矢印が三本、数学のグラフみたいに、xとyとzが(0,0)の基点から出ている図だった。
「これは分かるでしょ?」
「う、うん」
それから、モトコはグラフの基点からもう一本、あらぬ方向へ矢印を描いて、wと書いた。
「これが四次元の空間軸」
「へぇ」
「厳密ではない表記だけど」
「でも、四次元って時間じゃないの?」
「基本的には違うわ。もちろん定義によるけど、この世界は物理的な話とごっちゃにして考える人が多いのよね。時間軸tは別物」
続けてグラフの横に同じグラフを描いて、その下に長い横線矢印を描いた。そこには時間軸tと書かれた。

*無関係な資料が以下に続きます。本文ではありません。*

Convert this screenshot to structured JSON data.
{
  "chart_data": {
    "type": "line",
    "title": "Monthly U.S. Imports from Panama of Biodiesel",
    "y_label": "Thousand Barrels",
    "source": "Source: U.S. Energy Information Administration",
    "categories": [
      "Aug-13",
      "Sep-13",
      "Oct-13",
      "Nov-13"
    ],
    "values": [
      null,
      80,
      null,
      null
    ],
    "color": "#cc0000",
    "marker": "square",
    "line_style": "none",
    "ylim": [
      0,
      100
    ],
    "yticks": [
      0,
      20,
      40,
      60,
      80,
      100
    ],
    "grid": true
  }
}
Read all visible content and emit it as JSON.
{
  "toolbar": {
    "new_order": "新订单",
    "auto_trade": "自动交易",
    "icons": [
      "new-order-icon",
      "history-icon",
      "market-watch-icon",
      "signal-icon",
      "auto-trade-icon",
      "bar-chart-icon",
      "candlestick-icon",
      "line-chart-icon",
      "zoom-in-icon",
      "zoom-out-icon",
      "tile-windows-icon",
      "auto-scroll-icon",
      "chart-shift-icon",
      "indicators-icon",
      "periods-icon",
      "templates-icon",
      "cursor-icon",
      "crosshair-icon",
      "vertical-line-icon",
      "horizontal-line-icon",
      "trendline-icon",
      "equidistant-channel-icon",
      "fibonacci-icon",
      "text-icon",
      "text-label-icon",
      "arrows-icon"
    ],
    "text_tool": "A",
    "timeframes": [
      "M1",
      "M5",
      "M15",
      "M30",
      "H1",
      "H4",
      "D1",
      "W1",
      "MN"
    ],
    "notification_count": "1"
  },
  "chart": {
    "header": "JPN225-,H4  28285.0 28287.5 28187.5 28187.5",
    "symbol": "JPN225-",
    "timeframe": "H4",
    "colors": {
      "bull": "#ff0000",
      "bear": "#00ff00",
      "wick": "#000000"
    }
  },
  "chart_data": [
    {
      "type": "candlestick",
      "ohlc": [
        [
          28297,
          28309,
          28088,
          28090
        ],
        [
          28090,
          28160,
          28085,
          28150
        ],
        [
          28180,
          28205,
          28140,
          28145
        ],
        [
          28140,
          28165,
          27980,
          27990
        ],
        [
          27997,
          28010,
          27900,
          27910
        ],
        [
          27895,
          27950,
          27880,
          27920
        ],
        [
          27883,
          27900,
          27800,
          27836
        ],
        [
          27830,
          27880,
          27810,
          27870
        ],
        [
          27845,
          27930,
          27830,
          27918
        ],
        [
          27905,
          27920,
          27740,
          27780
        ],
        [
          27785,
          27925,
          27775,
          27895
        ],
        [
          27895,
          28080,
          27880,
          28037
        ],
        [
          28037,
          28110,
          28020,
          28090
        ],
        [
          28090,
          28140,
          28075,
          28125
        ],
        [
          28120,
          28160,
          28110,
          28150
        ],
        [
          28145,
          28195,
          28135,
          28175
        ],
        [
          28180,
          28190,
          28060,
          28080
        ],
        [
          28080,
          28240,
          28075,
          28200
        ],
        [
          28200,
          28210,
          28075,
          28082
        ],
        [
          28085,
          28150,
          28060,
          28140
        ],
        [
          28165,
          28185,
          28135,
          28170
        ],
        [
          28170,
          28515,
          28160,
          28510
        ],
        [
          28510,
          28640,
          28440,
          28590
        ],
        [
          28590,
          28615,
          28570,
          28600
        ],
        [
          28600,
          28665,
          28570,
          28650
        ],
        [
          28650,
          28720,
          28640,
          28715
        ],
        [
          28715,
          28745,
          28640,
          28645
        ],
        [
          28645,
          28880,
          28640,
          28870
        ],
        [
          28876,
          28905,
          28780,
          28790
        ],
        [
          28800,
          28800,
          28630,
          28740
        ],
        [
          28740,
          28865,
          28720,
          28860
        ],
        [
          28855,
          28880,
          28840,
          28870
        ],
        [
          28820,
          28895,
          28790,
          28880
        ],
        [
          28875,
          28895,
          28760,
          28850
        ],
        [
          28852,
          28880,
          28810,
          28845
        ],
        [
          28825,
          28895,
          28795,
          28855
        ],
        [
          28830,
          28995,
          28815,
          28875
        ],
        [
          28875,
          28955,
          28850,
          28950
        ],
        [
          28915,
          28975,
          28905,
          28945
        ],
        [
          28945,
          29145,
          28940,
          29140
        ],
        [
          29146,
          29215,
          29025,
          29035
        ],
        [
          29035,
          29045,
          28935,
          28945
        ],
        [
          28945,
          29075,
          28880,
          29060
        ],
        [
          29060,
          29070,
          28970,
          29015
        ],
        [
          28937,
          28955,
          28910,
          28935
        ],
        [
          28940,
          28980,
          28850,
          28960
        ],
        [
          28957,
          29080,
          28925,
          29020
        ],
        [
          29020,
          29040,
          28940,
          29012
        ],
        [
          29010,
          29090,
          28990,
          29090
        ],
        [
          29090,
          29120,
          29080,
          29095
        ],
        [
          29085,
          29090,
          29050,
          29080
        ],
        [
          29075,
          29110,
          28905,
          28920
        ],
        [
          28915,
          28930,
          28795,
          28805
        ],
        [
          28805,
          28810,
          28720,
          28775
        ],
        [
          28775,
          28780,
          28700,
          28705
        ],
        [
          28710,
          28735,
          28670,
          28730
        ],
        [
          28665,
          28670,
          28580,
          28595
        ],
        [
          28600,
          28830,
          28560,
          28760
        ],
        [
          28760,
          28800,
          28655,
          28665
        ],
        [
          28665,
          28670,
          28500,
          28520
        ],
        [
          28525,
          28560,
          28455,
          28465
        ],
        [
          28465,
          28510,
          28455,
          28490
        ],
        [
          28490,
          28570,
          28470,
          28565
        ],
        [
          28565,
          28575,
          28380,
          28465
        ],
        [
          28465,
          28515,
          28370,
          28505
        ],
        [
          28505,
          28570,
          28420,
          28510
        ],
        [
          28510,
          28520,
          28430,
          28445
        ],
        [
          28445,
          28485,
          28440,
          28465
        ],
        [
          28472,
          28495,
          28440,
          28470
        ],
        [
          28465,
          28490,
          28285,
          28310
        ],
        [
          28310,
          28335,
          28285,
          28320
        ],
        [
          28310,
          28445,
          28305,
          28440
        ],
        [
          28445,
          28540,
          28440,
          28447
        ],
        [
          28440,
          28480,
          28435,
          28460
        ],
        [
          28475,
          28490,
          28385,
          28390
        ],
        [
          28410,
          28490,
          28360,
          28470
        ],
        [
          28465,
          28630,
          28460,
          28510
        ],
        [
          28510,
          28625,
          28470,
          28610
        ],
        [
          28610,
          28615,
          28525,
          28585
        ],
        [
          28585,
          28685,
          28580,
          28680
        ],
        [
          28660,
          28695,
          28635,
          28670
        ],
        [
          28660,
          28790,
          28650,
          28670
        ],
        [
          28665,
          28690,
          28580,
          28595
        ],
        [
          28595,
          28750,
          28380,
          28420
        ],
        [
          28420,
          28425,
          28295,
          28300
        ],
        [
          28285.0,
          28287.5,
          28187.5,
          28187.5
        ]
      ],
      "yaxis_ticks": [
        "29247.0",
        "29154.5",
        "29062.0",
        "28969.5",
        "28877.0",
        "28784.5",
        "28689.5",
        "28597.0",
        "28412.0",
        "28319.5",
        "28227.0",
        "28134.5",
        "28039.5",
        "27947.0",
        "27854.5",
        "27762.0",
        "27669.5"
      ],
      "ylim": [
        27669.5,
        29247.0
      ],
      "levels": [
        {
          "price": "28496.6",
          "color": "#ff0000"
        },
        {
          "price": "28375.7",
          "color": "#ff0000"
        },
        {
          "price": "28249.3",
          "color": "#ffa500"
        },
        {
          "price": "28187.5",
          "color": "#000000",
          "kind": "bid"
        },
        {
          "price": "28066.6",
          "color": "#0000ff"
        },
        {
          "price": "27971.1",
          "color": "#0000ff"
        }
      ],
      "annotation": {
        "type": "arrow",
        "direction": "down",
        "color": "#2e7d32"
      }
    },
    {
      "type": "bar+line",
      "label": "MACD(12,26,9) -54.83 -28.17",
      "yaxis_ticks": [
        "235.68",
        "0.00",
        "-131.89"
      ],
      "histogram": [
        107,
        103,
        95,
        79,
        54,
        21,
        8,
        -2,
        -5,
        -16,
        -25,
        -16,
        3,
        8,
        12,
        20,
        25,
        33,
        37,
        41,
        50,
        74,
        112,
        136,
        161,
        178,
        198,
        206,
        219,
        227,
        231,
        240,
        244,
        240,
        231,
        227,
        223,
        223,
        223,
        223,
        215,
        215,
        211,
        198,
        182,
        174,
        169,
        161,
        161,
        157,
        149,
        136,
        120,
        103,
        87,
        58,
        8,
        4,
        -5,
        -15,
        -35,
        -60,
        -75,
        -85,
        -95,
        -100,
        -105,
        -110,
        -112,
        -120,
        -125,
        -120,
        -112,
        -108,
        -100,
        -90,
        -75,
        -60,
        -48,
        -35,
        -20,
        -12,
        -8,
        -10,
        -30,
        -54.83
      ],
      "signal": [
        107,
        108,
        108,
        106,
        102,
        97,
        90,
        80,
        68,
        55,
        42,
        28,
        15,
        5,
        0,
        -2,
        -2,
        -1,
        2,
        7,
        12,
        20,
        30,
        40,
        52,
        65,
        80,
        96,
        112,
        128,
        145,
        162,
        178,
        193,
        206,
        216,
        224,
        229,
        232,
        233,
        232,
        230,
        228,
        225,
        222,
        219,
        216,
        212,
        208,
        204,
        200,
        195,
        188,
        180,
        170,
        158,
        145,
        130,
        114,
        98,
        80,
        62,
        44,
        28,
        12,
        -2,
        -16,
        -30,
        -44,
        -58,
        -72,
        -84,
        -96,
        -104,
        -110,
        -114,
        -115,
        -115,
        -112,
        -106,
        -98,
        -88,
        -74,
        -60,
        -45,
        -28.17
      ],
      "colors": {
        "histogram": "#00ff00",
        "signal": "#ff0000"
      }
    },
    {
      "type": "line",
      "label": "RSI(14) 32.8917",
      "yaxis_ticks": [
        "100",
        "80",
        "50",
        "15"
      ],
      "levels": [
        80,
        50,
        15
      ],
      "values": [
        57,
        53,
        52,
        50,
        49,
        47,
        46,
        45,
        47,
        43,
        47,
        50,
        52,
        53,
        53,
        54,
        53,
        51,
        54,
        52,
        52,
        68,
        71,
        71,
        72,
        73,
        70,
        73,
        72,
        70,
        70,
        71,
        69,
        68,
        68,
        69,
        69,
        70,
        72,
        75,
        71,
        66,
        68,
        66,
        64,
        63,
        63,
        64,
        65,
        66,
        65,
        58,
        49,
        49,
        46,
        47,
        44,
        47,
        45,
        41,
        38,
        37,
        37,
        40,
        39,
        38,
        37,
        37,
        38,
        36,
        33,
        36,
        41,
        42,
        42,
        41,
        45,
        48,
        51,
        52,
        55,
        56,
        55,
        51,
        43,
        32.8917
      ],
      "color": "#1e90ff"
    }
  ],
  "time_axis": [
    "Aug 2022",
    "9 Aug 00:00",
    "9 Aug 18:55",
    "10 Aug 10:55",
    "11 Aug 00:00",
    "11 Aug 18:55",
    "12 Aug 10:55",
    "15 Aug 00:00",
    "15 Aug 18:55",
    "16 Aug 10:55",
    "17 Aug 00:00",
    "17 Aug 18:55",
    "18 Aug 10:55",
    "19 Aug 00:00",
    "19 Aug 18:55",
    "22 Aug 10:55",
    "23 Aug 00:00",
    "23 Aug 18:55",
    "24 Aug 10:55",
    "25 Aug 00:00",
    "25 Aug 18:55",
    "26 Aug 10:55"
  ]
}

「時間はこういうイメージ。より正確には、この描き方にも語弊があるのだけれど。それで空間位相ギャップというのは、並行して重複している空間同士の……」
モトコはこっちを一瞬見てから、話すのを止めた。たぶん、困惑しているだろう僕の表情を読み取ったに違いない。
「とりあえず、説明はここまでくらいにしときましょう」
どのみち、全部聞いたところで、ちゃんと理解できるとは思えなかった。
「ところでモトコは、その、違う地球から来たって言うけど、どうやってなの?」
「これを使ってるのよ」
またカバンから、なにか取り出した。ノートくらいの大きさで、灰色のタブレット端末みたいな感じのものだった。
「二、三人までなら、これで“移動する”のは簡単。触ってもいいわよ。私以外には操作できないから」
それはパネルもなにもなくて、エッジの丸い、ただの板みたいだった。金属のようにひんやりとしていて、固かったけど、まるで発泡スチロールみたいに軽かった。